The Everything But Arms (EBA) scheme
In March 2001, The European Commission adopted the EBA initiative, granting preferential access to the European market for all products except arms and ammunitions from all countries classified by the United Nations as ‘least developed’.
Cambodia has not benefitted
But even though the EBA scheme is intended to benefit the poor through job creation from export-led growth, the effect in Cambodia has not gone in that direction. In recent years, there has been a surge in forced displacement of rural and indigenous communities resulting from large-scale land concessions for agro-industrial development. Sugar companies, which invested in Cambodia to take advantage of the lucrative European trade preferences, have been among the worst offenders.
275 interviews conducted
Equitable Cambodia and Inclusive Development International has with regards to the situation conducted an independent human rights impact assessment of the EBA initiative in Cambodia, focusing on the sugar sector. The assessment is based on interviews with over 275 people from the Koh Kong, Kampong Speu and Oddar Meanchey provinces whose people have faced great hardships due to the actions of the sugar industries.
Human rights at great risk
The results of the report indicate that the combination of the EU's investment spurring scheme and the Cambodian policy of granting land to large-scale companies contains great risks, especially when it comes to human rights. Many farmers have had their land sold behind their backs, and more than 1 000 men, women and children have been forced to leave their homes due to the establishment and development of the Cambodian sugar industry.

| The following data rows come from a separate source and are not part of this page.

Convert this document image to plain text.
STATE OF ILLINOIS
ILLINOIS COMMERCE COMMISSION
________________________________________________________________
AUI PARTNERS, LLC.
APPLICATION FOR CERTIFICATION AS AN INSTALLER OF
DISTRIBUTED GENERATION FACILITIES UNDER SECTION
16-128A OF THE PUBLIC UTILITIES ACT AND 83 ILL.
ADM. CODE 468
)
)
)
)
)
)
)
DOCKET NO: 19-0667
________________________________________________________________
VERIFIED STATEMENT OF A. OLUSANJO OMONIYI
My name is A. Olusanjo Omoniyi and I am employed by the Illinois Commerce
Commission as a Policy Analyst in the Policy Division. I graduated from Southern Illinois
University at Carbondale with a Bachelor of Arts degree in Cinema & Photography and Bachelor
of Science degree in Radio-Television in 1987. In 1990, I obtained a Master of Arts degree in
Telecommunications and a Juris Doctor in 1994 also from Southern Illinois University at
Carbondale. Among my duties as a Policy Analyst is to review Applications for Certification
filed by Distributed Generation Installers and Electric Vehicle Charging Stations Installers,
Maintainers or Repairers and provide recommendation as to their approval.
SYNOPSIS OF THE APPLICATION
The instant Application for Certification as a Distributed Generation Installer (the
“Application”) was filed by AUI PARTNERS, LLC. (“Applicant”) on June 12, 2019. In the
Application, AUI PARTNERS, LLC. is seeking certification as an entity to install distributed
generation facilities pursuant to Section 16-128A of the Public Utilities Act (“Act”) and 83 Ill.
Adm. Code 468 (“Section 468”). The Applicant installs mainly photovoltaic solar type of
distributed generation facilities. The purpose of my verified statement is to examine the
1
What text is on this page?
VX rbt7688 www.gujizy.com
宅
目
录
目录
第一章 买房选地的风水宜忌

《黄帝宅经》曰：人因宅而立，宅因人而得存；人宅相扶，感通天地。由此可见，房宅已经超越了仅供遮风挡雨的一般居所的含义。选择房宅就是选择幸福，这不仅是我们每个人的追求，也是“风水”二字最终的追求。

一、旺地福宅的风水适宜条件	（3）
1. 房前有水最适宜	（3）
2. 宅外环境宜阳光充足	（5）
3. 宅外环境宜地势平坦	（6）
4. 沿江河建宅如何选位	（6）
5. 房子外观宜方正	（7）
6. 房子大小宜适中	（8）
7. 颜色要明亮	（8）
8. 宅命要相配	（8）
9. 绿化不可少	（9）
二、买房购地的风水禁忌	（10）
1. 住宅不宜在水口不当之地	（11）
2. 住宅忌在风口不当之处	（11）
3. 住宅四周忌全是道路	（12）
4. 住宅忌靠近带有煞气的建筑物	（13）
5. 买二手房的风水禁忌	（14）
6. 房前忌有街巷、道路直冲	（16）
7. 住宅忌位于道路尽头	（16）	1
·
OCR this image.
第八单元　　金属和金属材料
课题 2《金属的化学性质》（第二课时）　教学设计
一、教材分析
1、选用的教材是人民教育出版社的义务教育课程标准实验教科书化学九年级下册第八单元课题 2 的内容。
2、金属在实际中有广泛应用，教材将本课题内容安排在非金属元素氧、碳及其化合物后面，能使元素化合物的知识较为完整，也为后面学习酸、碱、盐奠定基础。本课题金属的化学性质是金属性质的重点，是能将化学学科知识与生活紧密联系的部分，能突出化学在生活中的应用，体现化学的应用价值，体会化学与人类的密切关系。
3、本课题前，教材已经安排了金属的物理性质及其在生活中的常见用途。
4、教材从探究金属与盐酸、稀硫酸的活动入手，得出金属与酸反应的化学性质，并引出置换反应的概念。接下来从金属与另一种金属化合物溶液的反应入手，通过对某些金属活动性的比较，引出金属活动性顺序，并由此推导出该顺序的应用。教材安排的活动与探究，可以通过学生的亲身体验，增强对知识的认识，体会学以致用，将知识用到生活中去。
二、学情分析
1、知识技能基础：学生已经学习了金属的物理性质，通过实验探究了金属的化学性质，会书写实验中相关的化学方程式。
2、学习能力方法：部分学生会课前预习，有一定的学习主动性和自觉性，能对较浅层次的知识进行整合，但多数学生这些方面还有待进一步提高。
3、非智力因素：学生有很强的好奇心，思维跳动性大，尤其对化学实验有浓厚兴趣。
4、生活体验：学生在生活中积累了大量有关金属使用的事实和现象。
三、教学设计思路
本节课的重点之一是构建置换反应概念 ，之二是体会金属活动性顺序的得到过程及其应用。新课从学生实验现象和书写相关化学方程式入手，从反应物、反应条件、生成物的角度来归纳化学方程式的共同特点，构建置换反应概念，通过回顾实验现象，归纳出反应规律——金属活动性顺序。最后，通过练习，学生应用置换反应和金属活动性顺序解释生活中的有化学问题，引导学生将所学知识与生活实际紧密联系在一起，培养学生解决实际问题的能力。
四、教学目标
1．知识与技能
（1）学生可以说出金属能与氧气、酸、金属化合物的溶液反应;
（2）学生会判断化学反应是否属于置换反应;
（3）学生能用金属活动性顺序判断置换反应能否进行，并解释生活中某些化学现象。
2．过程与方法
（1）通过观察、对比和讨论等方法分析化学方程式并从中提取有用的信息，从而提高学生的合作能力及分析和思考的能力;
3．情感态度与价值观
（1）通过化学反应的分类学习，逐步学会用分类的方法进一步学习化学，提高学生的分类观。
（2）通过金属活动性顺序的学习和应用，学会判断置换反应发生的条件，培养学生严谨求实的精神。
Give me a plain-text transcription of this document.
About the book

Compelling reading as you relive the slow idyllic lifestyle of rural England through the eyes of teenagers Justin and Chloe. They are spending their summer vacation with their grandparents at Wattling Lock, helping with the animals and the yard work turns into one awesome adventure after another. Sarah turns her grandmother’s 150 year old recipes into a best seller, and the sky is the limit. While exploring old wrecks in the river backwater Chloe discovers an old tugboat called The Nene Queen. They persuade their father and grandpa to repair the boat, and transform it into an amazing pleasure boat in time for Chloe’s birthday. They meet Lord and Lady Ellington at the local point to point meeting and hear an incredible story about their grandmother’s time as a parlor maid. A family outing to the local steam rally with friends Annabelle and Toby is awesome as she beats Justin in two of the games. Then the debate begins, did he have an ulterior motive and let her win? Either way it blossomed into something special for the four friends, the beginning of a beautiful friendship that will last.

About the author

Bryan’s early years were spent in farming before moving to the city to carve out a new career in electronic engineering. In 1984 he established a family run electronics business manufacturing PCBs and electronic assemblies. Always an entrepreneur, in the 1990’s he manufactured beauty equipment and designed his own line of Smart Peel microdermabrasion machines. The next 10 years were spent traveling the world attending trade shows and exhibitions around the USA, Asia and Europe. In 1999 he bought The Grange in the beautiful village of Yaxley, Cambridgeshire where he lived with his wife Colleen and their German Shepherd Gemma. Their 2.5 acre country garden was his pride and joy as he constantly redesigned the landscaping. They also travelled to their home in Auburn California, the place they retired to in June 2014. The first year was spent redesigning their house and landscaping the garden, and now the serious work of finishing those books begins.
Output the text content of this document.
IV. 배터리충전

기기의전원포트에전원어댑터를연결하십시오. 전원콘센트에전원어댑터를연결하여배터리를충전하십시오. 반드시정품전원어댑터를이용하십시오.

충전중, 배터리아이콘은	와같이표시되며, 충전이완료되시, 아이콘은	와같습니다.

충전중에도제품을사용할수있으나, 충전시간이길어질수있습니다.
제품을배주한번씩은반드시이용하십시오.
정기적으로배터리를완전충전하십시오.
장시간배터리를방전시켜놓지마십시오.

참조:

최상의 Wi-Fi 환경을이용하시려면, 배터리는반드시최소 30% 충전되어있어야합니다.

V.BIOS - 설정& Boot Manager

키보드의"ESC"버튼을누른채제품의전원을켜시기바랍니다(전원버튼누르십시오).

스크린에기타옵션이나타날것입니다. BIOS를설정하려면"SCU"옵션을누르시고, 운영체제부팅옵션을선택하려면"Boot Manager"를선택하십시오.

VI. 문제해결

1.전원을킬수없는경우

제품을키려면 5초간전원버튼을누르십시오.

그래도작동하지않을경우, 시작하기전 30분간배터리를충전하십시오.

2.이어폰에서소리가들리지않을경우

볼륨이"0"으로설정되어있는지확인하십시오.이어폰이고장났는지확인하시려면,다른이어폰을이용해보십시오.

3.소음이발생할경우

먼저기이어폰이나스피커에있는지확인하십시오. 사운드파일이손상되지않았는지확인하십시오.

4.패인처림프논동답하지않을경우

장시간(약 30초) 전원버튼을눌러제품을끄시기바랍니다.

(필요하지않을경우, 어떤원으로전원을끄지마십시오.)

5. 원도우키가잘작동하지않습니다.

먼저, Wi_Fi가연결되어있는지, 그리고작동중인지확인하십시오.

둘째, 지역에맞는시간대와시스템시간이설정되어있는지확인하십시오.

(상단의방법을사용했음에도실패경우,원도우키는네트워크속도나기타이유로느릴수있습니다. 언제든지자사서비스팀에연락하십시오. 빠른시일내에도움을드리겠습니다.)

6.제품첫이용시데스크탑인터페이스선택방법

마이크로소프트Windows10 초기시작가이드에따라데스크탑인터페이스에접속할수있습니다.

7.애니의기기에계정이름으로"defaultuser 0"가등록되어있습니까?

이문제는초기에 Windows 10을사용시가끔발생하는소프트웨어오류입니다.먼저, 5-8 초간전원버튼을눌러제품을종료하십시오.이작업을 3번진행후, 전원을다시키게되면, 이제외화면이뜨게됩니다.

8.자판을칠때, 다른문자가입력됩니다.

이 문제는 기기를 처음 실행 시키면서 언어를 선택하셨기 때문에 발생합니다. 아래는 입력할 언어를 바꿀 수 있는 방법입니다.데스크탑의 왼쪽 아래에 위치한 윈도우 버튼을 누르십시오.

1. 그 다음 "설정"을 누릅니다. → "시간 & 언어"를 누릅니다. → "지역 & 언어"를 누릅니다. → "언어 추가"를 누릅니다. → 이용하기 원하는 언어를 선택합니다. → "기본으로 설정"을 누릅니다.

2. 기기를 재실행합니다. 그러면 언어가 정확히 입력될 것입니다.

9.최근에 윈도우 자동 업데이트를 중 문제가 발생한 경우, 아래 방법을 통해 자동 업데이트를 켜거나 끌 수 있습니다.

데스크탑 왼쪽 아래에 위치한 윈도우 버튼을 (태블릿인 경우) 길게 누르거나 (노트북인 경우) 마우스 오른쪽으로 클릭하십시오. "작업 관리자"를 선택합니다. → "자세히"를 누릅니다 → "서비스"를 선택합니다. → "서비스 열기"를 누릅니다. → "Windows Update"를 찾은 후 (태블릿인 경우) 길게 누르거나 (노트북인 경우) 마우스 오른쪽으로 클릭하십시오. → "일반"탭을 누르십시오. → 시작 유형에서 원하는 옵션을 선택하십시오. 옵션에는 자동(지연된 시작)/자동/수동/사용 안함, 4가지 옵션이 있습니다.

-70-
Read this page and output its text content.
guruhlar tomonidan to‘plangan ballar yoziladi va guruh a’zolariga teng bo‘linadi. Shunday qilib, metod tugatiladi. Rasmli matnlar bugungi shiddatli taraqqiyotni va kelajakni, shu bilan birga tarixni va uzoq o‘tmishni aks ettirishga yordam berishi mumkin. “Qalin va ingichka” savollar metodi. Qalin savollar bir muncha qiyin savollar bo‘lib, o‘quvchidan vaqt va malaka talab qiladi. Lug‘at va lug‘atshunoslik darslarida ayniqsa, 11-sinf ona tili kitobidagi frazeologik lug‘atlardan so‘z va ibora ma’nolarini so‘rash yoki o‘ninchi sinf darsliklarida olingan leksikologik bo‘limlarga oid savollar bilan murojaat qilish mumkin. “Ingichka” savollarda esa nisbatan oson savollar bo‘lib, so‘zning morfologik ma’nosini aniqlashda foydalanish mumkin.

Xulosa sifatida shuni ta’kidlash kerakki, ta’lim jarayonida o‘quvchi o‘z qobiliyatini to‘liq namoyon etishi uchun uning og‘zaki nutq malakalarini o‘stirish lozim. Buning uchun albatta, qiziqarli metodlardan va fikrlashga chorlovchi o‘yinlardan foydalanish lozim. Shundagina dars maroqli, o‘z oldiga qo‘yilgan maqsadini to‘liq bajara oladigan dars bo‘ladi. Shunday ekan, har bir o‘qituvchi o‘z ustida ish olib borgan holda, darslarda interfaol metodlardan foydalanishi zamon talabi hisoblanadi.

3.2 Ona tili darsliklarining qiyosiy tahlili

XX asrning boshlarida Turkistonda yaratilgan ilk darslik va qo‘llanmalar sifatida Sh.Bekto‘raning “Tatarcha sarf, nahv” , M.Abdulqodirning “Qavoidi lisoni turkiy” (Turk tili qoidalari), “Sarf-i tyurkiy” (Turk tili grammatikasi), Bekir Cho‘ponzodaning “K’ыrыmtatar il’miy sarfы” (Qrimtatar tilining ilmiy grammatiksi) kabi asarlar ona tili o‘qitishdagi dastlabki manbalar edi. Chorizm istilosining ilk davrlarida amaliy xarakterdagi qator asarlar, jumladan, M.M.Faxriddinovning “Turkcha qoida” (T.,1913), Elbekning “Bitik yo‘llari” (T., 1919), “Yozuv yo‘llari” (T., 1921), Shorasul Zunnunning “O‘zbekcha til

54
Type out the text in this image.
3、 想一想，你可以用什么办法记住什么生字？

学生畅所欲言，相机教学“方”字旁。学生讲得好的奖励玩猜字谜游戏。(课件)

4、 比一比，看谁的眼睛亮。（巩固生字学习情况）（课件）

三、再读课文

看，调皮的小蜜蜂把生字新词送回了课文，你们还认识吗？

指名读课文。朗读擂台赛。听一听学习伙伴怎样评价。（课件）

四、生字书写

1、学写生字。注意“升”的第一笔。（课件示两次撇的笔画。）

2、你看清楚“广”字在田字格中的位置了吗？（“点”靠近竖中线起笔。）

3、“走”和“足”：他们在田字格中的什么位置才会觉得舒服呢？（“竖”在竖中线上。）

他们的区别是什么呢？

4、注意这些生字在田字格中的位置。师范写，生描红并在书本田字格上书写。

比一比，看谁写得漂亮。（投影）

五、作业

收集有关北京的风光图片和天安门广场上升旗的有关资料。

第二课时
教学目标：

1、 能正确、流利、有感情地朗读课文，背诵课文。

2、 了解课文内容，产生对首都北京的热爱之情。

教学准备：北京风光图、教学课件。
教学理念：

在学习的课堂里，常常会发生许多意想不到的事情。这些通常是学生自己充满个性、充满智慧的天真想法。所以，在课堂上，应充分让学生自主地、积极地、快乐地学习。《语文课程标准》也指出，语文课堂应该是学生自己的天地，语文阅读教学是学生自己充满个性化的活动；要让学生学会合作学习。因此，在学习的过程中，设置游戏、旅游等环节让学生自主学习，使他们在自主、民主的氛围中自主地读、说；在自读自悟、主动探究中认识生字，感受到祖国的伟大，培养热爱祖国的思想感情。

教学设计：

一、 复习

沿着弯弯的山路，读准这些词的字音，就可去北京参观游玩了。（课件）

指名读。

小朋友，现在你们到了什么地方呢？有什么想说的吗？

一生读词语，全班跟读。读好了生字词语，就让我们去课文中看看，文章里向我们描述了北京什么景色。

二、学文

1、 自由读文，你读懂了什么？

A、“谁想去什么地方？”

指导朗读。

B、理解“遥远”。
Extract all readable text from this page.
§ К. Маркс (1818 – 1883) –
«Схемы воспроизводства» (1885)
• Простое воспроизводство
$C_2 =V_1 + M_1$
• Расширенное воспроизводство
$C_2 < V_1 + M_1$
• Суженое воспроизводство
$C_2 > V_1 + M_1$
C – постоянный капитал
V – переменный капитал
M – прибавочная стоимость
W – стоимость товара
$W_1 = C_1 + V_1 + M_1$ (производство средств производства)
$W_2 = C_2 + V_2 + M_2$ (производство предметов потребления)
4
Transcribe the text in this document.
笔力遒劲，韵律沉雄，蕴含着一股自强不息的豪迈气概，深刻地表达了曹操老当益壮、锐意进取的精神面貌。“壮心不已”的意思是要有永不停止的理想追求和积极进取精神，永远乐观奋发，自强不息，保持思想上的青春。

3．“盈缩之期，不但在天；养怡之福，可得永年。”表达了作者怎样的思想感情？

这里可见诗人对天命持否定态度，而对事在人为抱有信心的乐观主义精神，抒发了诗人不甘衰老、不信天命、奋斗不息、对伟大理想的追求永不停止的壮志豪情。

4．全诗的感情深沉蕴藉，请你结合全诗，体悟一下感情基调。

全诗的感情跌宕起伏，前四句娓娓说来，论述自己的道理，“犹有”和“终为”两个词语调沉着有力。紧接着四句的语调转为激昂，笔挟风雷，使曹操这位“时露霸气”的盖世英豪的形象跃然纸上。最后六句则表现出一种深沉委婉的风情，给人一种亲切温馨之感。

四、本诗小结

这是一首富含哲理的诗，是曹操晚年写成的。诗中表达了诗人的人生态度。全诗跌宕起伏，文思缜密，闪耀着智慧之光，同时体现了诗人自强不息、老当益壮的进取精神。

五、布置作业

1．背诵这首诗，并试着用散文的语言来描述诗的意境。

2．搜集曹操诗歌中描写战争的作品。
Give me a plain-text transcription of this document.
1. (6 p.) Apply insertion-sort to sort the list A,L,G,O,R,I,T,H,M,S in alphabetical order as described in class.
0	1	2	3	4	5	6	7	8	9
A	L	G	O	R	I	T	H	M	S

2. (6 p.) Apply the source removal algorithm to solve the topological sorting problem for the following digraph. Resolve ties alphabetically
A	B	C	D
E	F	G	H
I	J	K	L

"The impacts that we have documented in Cambodia betray the fundamental purpose of Everything But Arms and the commitments that the EU has made to uphold human rights in its trade policy", says Eang Vuthy, executive director of Equitable Cambodia.
Need for real impact in the EBA policy
The forced evictions have not only lead to people having to flee their land. It has also meant that the respect of their basic human rights have decreased, including the rights to food, water and housing, as well as the right to work, the right to education and the right to health.
"I am sure that this is not what European policy-makers intended when they adopted the EBA agreement over a decade ago. They pledged to make poverty history, but they have made it much worse for many families in my country with the type of investment that EBA promotes. The EU should be doing these sorts of assessments so they can see the real impact of their policy", adds Eang Vuthy.
All exporters must be looked in to
The report concludes that initiatives like the EBA scheme, if implemented properly, could have positive effects for the world’s poorest countries, strengthening sustainable development and the respect for human rights. But to make this a reality, Equitable Cambodia and IDI urges the EU conduct to examine the exporters seeking to benefit from the EBA scheme to ensure that they uphold core human rights standards and in order for the people of Cambodia to start benefitting from the scheme.